For households with large mortgages, this means lower inflation does not automatically translate into lower interest costs. The Riksbank’s latest statistics show that the policy rate remains at 1.75 percent and that level applies from June 24, 2026.
Banks Nevertheless Squeeze Mortgage Rates
At the same time, there is another development that offers some hope for mortgage customers. Despite the Riksbank signaling a more cautious stance, several banks have cut their mortgage rates. Average rates fell further in June, while three-year mortgage rates in some places edged down towards 3 percent.
Lendo’s savings economist Sharon Lavie describes this as a “hidden price war” for mortgage customers. According to her, almost all players reduced rates by roughly the same amount during the month, which she interprets as banks now competing harder for new mortgage clients, reports Omni Ekonomi.
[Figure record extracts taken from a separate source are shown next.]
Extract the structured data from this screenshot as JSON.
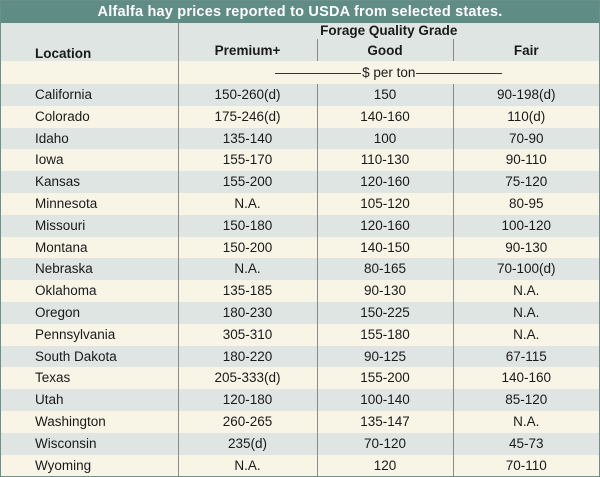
{
  "title": "Alfalfa hay prices reported to USDA from selected states.",
  "header": {
    "group_label": "Forage Quality Grade",
    "location_label": "Location",
    "grades": [
      "Premium+",
      "Good",
      "Fair"
    ],
    "unit_label": "$ per ton"
  },
  "rows": [
    {
      "location": "California",
      "premium": "150-260(d)",
      "good": "150",
      "fair": "90-198(d)"
    },
    {
      "location": "Colorado",
      "premium": "175-246(d)",
      "good": "140-160",
      "fair": "110(d)"
    },
    {
      "location": "Idaho",
      "premium": "135-140",
      "good": "100",
      "fair": "70-90"
    },
    {
      "location": "Iowa",
      "premium": "155-170",
      "good": "110-130",
      "fair": "90-110"
    },
    {
      "location": "Kansas",
      "premium": "155-200",
      "good": "120-160",
      "fair": "75-120"
    },
    {
      "location": "Minnesota",
      "premium": "N.A.",
      "good": "105-120",
      "fair": "80-95"
    },
    {
      "location": "Missouri",
      "premium": "150-180",
      "good": "120-160",
      "fair": "100-120"
    },
    {
      "location": "Montana",
      "premium": "150-200",
      "good": "140-150",
      "fair": "90-130"
    },
    {
      "location": "Nebraska",
      "premium": "N.A.",
      "good": "80-165",
      "fair": "70-100(d)"
    },
    {
      "location": "Oklahoma",
      "premium": "135-185",
      "good": "90-130",
      "fair": "N.A."
    },
    {
      "location": "Oregon",
      "premium": "180-230",
      "good": "150-225",
      "fair": "N.A."
    },
    {
      "location": "Pennsylvania",
      "premium": "305-310",
      "good": "155-180",
      "fair": "N.A."
    },
    {
      "location": "South Dakota",
      "premium": "180-220",
      "good": "90-125",
      "fair": "67-115"
    },
    {
      "location": "Texas",
      "premium": "205-333(d)",
      "good": "155-200",
      "fair": "140-160"
    },
    {
      "location": "Utah",
      "premium": "120-180",
      "good": "100-140",
      "fair": "85-120"
    },
    {
      "location": "Washington",
      "premium": "260-265",
      "good": "135-147",
      "fair": "N.A."
    },
    {
      "location": "Wisconsin",
      "premium": "235(d)",
      "good": "70-120",
      "fair": "45-73"
    },
    {
      "location": "Wyoming",
      "premium": "N.A.",
      "good": "120",
      "fair": "70-110"
    }
  ]
}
This means that households’ actual interest rates can be affected by more than just the Riksbank’s policy rate. For those with a mortgage, it may therefore become even more important to negotiate with the bank or compare offers, even if the Riksbank does not cut rates. The major relief that many mortgage borrowers had hoped for – a new rate cut from the Riksbank – now appears to be delayed.
Overall, today’s inflation figures show a Swedish economy where price increases have clearly slowed. Food and transport costs are pushing down inflation, KPIF is below the Riksbank’s target, and household purchasing power is receiving some support from the slower pace of price increases.
But for mortgage borrowers the news is less cheerful: the Riksbank is still concerned about new inflation risks, and economists no longer believe the recent fall in inflation is enough to open the way for a new interest rate cut.